Leitfaden: Beschwerdemanagement & Zuarbeit
Dieser Prozess beschreibt die strukturierte Bearbeitung von Beschwerden innerhalb des ÄFD, von der ersten Informationssammlung bis zur abschließenden Beantwortung.
Kernfragen der Analyse
- Wer beschwert sich über wen?
- Über welche Plattform (E-Mail, Telefon, Web) ist die Beschwerde eingegangen?
Phase I: Informationssammlung
Zuerst erfolgt die Sichtung und erste Aufbereitung der Beschwerde.
- Inhaltliche Prüfung: Sorgfältiges Lesen der Beschwerde.
- Identifikation: Wer ist der Patient? (Bei Bedarf fehlende Daten nachfordern).
- Beweissicherung:
- Einsatzprotokolle (EES/DPL) sichern.
- Telefonaufzeichnungen prüfen.
- Administration:
- Sammeln aller relevanten Unterlagen.
- Anlegen eines Beschwerdeordners.
- Eintrag in die Beschwerdeübersichtsliste.
- Zuständigkeitsprüfung:
- Nicht ÄFD-relevant: Hinweis an Beschwerdeführer und ggf. Weiterleitung an potenzielle Adressaten (z. B. ÖGK, Kliniken).
- ÄFD-relevant: Einleitung von Phase II.
Phase II: Informationsweiterleitung & Stellungnahme (SN)
Je nach Ziel der Beschwerde erfolgt die interne Weiterleitung an die zuständigen Stellen.

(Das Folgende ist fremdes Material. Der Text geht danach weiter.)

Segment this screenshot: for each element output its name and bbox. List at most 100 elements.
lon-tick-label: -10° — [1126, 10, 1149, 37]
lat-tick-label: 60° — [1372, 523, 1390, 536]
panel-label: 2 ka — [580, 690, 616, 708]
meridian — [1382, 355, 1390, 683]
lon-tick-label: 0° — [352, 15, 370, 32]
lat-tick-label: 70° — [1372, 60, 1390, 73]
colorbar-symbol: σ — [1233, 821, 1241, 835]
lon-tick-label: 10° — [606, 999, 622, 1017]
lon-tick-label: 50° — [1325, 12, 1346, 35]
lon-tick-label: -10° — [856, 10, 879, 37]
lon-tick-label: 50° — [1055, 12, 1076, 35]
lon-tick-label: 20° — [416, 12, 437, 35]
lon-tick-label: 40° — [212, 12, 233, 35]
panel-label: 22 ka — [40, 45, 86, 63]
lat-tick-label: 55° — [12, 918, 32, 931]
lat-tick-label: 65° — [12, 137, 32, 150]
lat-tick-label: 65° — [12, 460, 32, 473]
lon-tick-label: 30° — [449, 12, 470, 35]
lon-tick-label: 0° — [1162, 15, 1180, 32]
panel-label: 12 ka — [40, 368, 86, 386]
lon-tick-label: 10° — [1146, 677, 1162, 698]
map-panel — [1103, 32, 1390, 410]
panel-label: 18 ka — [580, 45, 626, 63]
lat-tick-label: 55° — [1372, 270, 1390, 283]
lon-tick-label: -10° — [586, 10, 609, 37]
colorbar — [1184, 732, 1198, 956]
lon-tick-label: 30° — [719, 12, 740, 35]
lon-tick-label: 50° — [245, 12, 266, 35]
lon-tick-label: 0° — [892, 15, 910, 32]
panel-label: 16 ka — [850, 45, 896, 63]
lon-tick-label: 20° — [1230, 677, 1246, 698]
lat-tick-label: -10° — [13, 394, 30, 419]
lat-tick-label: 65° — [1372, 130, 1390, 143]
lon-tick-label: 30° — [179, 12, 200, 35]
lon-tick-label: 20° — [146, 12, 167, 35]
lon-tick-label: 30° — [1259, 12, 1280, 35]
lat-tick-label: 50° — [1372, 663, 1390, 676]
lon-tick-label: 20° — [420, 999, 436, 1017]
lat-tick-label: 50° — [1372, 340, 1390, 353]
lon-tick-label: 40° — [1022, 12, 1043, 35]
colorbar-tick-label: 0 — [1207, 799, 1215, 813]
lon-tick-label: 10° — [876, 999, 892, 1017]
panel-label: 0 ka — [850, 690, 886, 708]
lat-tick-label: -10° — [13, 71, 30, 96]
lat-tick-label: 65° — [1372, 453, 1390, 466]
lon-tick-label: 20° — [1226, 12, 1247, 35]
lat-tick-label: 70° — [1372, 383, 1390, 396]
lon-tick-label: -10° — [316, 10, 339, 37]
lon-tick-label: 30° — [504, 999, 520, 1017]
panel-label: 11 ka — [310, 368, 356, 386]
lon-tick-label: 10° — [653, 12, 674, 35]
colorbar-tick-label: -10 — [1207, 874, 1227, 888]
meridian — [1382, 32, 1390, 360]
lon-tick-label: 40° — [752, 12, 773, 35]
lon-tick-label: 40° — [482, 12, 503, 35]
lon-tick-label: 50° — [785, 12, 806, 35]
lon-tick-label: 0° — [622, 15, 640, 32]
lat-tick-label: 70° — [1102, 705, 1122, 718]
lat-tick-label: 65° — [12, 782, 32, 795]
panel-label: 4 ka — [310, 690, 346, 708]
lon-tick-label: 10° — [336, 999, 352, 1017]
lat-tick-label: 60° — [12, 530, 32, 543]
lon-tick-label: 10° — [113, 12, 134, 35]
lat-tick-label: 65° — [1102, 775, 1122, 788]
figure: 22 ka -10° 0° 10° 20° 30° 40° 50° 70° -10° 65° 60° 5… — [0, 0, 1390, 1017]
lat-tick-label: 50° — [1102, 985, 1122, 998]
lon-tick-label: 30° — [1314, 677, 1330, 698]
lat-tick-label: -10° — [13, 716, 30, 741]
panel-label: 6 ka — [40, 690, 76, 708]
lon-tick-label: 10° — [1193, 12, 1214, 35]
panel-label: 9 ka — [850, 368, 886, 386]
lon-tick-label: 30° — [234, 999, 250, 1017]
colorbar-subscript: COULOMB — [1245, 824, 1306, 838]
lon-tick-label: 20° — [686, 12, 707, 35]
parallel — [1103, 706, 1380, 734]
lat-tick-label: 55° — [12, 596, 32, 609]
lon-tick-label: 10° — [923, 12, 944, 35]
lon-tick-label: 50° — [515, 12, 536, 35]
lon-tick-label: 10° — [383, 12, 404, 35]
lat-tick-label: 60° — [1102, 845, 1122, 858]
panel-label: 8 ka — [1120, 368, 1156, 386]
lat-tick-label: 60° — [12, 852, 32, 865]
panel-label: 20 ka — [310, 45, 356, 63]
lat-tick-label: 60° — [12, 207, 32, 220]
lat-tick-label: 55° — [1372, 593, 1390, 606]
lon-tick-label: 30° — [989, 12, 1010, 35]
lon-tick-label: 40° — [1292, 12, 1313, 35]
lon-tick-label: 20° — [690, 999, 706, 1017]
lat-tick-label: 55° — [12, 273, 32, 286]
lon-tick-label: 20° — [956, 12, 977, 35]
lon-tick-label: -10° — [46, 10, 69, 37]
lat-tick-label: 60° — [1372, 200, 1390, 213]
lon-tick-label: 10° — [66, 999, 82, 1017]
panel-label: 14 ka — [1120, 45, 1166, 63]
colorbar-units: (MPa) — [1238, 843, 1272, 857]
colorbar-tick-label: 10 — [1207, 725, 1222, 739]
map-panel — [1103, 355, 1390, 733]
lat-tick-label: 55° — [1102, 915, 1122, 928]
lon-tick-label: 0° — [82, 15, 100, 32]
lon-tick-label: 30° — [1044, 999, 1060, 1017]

| Bereich | Beschwerde gegen Ärzt*innen | Beschwerde gegen Mitarbeiter*innen |
| Information | Ärztliche Leitung (ÄL) wird informiert; Prüfung der Notwendigkeit einer SN. | Jeweilige Vorgesetzte werden informiert. |
| Zuständigkeiten | EVA: Zakarian + Haubenberger TEL/Funk: Zakarian + Pelanek | EVA: Fr. Dietrich + Fr. Macek RK-CT: Hr. Müllner + Hr. Preindl |
| Anforderung | SN wird nach Rücksprache mit der ÄL bei der Ärztin / dem Arzt angefordert. | Vorgesetzte fordern die SN beim Mitarbeiter an. |
Datenschutz & technische Abwicklung (DSGVO)
- Anonymisierung: Vor der Weiterleitung sind Kontaktdaten (Tel/E-Mail) von Beschwerdeführer und Patient zu anonymisieren.
- Übermittlung: Verschlüsselter Versand via Synology.
- Passwortschutz: Passwörter über passwort-generator.at erstellen und in einer separaten E-Mail versenden.
- Audio-Daten: Gesprächsaufzeichnungen dürfen nur vor Ort in der Zentrale angehört werden.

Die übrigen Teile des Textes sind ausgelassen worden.